This week kicked off with two days of hearings for the inquiry into the future development of the New South Wales tertiary education sector. The inquiry is examining the existing state of tertiary education in NSW and the key factors that should drive future development of the sector.
On the first day of hearings on Monday 7 September, the committee heard evidence from senior leaders from eight universities in NSW with campuses across Greater Sydney as well as in rural and regional NSW. Tuesday’s witnesses included an academic speaking on the experiences of international students, and representatives of a private college, unions, organisations supporting rural and regional education, and the NSW Department of Education.
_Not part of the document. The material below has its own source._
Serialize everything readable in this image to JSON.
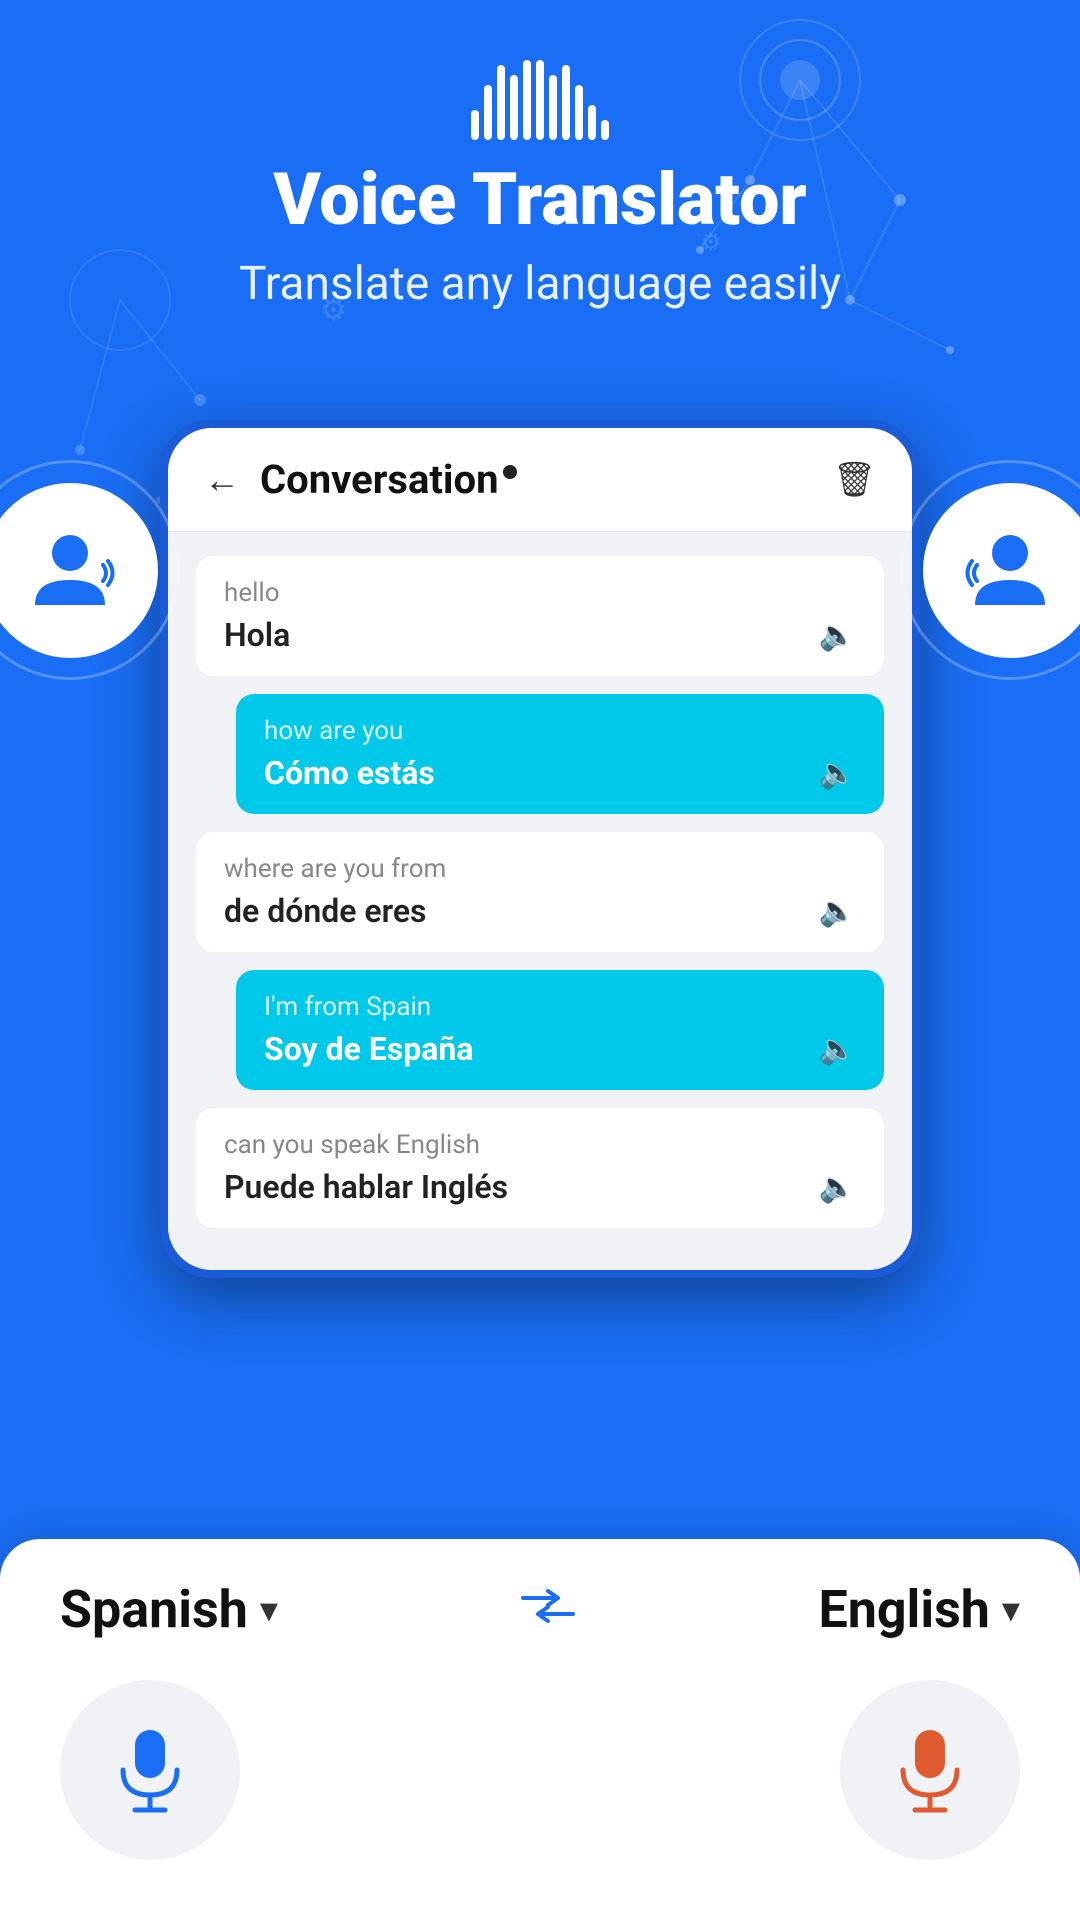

Both hearings were held in a hybrid format, with social distancing in Parliament House and videoconferencing. Some committee members and witnesses participated virtually. Witnesses dialled in from South Australia, Queensland, and regional NSW. Public health measures also meant that Sydney-based witnesses dialled in if they were experiencing even mild cold or flu symptoms.
A key theme from the hearings was the purposes of a university. Witnesses presented different interpretations of what universities’ priorities should be: research, teaching, promoting an export service, and/or community and regional development.
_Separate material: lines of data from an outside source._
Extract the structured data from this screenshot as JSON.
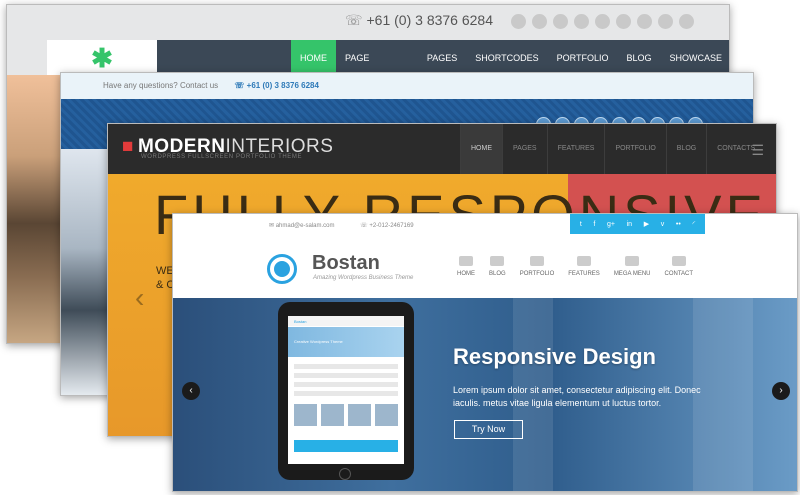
{
  "card1": {
    "phone": "+61 (0) 3 8376 6284",
    "menu": [
      "HOME",
      "PAGE BUILDER",
      "PAGES",
      "SHORTCODES",
      "PORTFOLIO",
      "BLOG",
      "SHOWCASE"
    ]
  },
  "card2": {
    "question": "Have any questions? Contact us",
    "phone": "+61 (0) 3 8376 6284"
  },
  "card3": {
    "brand_bold": "MODERN",
    "brand_thin": "INTERIORS",
    "tagline": "WORDPRESS FULLSCREEN PORTFOLIO THEME",
    "menu": [
      "HOME",
      "PAGES",
      "FEATURES",
      "PORTFOLIO",
      "BLOG",
      "CONTACTS"
    ],
    "hero": "FULLY RESPONSIVE",
    "sub1": "WE",
    "sub2": "& C"
  },
  "card4": {
    "email": "ahmad@e-salam.com",
    "phone": "+2-012-2467169",
    "brand": "Bostan",
    "brand_tag": "Amazing Wordpress Business Theme",
    "nav": [
      "HOME",
      "BLOG",
      "PORTFOLIO",
      "FEATURES",
      "MEGA MENU",
      "CONTACT"
    ],
    "tablet_brand": "Bostan",
    "tablet_hero": "Creative Wordpress Theme",
    "headline": "Responsive Design",
    "body": "Lorem ipsum dolor sit amet, consectetur adipiscing elit. Donec iaculis. metus vitae ligula elementum ut luctus tortor.",
    "cta": "Try Now"
  },
  "colors": {
    "accent_green": "#35c46a",
    "accent_blue": "#28b0e6",
    "accent_red": "#d35150",
    "hero_orange": "#f2a830"
  }
}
The COVID-19 pandemic has significantly impacted the tertiary education sector so the committee wanted to understand how universities and other tertiary education providers have responded. The committee heard evidence on living conditions for international students. Members also raised questions about job insecurity in light of the apparent increase in casual and short-term contracts for university staff and academics.
The unique challenges and opportunities for tertiary education in rural and regional NSW were addressed by many of the inquiry’s witnesses, particularly Charles Sturt University, the University of New England, the Country Universities Centre (CUC) and the Society for the Provision of Education in Rural Australia (SPERA). Before this week’s hearings, the committee visited the CUC in Goulburn to tour its facilities, and on 17 August members received a presentation and virtual tour from the CUC Far West team in Broken Hill.
On behalf of the committee, we thank everyone who made a submission to the inquiry. The committee will now consider the evidence gathered and report on its findings by 30 November 2020.